Euphoria just went there. Nate Jacobs is dead in season 3, episode 7, and the show did it in a way that is equal parts nightmare, thriller, and '...they really did that, huh?'
How the episode sets the trap
Earlier in the hour, Nate is literally buried alive. He gets a coffin, a sliver of air thanks to a skinny pipe, and just enough hope to call for help. Cassie and Maddie, working with Alamo, manage to get him away from the people he owes. But when they finally crack open the casket, he is already gone — with a rattlesnake stretched across his body. It is a vicious image and probably the season's most upsetting scene.
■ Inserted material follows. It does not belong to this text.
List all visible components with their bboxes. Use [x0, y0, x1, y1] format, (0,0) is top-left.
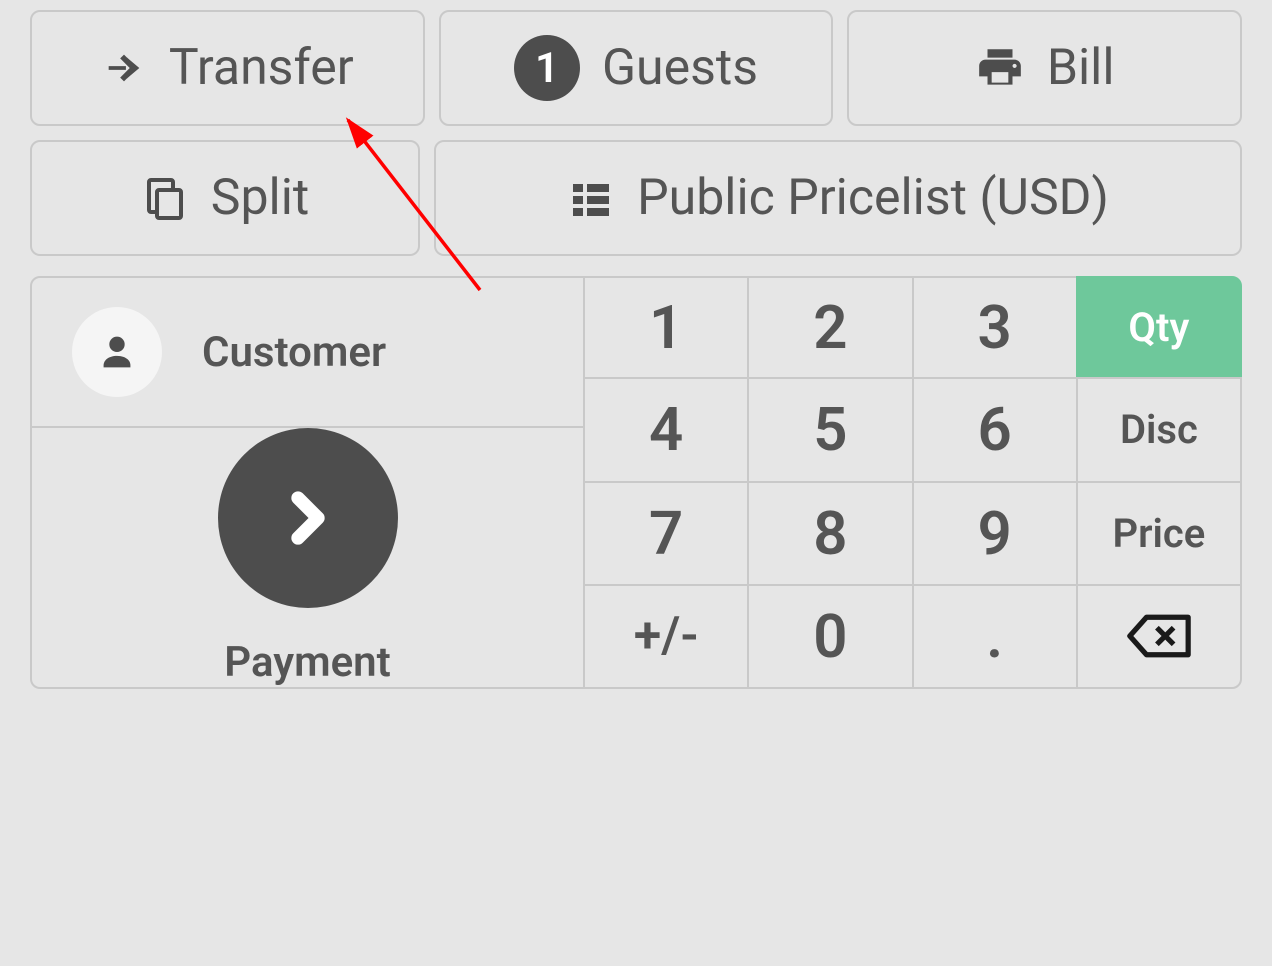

Levinson on why it happened this way
Creator Sam Levinson told Esquire he cycled through a few grim possibilities for Nate's end. Suffocation. Extreme heat. He even looked to the 70s thriller The Candy Snatchers while mapping it out. The rattlesnake? That came later — on a sunny day in Los Angeles, driving to the Warner Bros lot with his wife, producer Ashley Levinson, when a very specific picture hit him: a snake sensing the banging from underground and following the vibration straight into that little pipe.
'I just had this image of a rattlesnake coming towards this pipe. He’s banging and the snake can sense the movement in the ground. And I thought, "What if the snake goes into the pipe and then he’s stuck inside the coffin with this rattlesnake?"'
Levinson also knows fans have been waiting years to watch Nate pay. But he did not want to hand over simple payback. He intentionally pushed Nate's season 3 arc into messier territory — the kind that makes you question, right up until the lid opens, whether you actually want what you have been asking for.
'How can I give them what they want, but make it so horrific and anxiety-inducing that by the time it happens, the audience isn’t so sure they wanted it?'
What clicked together behind the scenes
- Nate is buried alive with a narrow breathing/call-for-help pipe.
- Cassie and Maddie, with Alamo's help, get him away from his debtors.
- The coffin opens to a dead Nate and a rattlesnake draped over him.
- Levinson first considered suffocation and heat before landing on the snake.
- He pulled tonal inspiration from The Candy Snatchers.
- The snake idea struck while driving in LA with Ashley Levinson to Warner Bros.
- The goal: deliver consequences, but with enough dread to make the justice feel complicated.
Yes, that was a real snake — and Jacob Elordi was oddly chill about it
Jacob Elordi shot the scene with an actual rattlesnake and, somehow, found the whole thing... serene? He even called it a cool way for Nate to go. In HBO 's behind-the-scenes, Elordi says the snake was more sleepy than scary — and kind of adorable.
'He was real cuddly, so he just saddled up next to me and it was nice,' Elordi said. 'But he was real sleepy. I had to kind of nudge him to get him to come up.'
As for Nate himself, Elordi does not sugarcoat it: the guy racked up a lot of damage over the first two seasons. The tougher question now is how you feel about losing one of the show's main catalysts in a way designed to rattle you as much as it punishes him.
So, did Levinson thread the needle — justice served, but in a way that ties your stomach in knots — or was it a step too far? Where do you land on Nate's exit?